Anyway, here are links to the five House Next Door posts I filed while I attended SXSW:
No. 1: Girl Model, Tchoupitoulas and Killer Joe
No. 2: Keyhole and The Raid: Redemption
No. 3: Compliance
No. 4: Girls and Sleepwalk With Me
No. 5: Under African Skies and Last Call at the Oasis

While I was in Austin, my review of Gerhard Richter Painting—an intriguing and sometimes beautiful documentary about the German painter—was posted at Slant Magazine.

An Oversimplification of Her Beauty (2012)

When I returned from SXSW, I was immediately thrown into another film festival: New Directors/New Films, a collaboration between Museum of Modern Art and Film Society of Lincoln Center in its 41st year this year. Of the 29 feature films that screened during ND/NF this year, I reviewed three of them for Slant Magazine:

Goodbye, the latest film from imprisoned Iranian filmmaker Mohammad Rasoulof (here)
Generation P, Victor Ginzburg's ambitious Russian epic about advertising in post-Soviet society (here)
Twilight Portrait, Angelina Nikonova's sometimes inscrutable female-centered character study (here)

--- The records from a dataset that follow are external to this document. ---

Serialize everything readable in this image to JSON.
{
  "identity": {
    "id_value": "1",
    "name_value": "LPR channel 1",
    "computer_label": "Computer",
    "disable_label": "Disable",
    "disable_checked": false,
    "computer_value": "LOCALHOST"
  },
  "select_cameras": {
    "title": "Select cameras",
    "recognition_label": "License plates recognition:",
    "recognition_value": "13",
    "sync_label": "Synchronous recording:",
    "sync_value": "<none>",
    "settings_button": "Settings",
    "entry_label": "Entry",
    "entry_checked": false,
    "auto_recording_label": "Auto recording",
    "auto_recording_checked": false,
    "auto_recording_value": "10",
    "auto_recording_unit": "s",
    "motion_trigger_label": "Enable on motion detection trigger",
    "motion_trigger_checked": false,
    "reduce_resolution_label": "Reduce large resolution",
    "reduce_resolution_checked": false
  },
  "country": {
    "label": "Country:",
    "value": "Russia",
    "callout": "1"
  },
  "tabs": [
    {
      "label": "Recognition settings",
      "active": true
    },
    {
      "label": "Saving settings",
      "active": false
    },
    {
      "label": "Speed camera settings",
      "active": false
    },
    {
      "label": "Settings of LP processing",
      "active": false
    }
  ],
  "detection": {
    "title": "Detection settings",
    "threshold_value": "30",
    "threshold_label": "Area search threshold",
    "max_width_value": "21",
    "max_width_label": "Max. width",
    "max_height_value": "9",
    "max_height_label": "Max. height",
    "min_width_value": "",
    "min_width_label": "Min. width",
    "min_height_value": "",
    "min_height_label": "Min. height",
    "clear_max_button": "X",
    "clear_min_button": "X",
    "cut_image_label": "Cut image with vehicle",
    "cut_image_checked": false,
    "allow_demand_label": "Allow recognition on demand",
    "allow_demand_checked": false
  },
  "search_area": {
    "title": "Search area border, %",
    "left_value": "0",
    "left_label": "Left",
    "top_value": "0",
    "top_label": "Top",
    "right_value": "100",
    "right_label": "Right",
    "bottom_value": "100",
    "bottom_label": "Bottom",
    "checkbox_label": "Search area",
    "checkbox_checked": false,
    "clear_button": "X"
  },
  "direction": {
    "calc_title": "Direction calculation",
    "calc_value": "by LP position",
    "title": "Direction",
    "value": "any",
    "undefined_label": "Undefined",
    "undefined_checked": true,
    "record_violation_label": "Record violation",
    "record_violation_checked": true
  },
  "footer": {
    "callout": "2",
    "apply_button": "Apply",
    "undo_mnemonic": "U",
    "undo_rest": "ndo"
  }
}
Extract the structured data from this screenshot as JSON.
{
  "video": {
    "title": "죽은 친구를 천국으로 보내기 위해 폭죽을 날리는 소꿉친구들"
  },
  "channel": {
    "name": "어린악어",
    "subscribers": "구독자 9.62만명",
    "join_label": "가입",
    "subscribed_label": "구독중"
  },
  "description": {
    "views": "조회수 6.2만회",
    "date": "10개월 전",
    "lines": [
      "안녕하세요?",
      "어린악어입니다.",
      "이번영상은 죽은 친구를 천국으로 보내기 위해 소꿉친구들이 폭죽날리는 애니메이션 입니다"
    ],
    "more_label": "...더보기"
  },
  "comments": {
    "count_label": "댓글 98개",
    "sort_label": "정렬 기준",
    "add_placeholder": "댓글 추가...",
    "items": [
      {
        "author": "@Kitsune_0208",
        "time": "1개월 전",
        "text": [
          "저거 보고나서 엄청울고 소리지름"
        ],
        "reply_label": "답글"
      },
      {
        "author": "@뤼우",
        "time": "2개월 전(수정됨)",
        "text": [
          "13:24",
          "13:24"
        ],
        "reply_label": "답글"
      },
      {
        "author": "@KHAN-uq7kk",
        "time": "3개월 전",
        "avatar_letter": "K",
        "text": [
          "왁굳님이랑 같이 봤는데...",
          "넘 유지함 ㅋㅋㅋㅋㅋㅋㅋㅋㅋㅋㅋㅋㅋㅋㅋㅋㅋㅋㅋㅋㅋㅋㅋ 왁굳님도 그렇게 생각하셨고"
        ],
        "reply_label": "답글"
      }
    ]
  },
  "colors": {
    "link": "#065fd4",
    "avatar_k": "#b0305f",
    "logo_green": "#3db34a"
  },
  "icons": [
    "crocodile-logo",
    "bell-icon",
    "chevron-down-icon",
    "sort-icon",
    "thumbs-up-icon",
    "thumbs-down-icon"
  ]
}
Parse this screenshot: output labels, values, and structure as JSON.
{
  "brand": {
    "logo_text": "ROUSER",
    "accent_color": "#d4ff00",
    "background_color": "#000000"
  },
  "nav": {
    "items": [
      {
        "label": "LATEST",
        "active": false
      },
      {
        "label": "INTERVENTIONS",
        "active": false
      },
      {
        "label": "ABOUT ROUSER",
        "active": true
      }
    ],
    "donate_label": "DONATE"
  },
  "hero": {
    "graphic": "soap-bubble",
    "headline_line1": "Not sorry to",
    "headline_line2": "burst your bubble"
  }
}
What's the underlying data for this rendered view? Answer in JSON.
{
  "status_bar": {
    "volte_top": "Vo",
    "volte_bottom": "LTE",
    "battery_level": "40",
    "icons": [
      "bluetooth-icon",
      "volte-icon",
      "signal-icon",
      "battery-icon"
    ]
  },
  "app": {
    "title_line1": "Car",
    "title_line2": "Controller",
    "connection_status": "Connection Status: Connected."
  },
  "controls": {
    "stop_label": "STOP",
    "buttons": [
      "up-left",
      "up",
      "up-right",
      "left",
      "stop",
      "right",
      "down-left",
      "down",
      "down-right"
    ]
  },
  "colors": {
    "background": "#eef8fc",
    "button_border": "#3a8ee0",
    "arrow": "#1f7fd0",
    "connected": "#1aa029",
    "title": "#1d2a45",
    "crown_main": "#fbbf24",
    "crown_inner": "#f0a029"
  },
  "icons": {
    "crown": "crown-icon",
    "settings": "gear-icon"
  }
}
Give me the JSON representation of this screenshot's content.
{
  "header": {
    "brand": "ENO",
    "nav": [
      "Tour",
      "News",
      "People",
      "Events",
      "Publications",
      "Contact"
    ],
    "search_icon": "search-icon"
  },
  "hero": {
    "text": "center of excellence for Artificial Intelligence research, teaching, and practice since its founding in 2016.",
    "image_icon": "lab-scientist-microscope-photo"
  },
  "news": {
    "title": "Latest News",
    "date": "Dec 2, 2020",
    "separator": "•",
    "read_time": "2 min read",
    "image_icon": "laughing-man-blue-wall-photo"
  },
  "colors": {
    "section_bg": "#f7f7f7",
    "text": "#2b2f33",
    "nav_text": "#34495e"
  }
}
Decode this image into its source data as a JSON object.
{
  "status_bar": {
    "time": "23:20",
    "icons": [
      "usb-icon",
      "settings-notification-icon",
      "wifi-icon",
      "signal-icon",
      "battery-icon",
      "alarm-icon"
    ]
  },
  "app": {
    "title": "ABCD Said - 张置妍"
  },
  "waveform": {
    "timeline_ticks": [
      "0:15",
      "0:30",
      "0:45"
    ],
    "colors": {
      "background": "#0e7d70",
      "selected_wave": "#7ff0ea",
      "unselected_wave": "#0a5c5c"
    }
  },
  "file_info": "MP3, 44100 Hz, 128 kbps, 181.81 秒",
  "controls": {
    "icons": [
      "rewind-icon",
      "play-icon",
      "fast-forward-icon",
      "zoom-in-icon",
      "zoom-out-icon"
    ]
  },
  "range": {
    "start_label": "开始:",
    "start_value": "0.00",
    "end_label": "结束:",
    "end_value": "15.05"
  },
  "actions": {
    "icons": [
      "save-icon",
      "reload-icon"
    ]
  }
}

None of those three films, for all their virtues, approached the highs of An Oversimplification of Her Beauty, the debut feature of New York-based filmmaker Terence Nance and a heady mix of self-analysis, postmodern self-reflexivity and cinematic experimentation that was, head above shoulders, unlike anything I saw not only at ND/NF, but at the movies all year long. I do hope it eventually gets picked up for theatrical distribution. (Alas, I ended up being unable to see Oslo, August 31st—Joachim Trier's much-lauded follow-up to Reprise—at ND/NF, so who knows if that film might have bested Nance's as the highlight of the festival?)

And I think that brings me up to date as far as links go. For now, I'm taking it easy on the writing and mentally preparing for the upcoming maelstrom that will be the Tribeca Film Festival.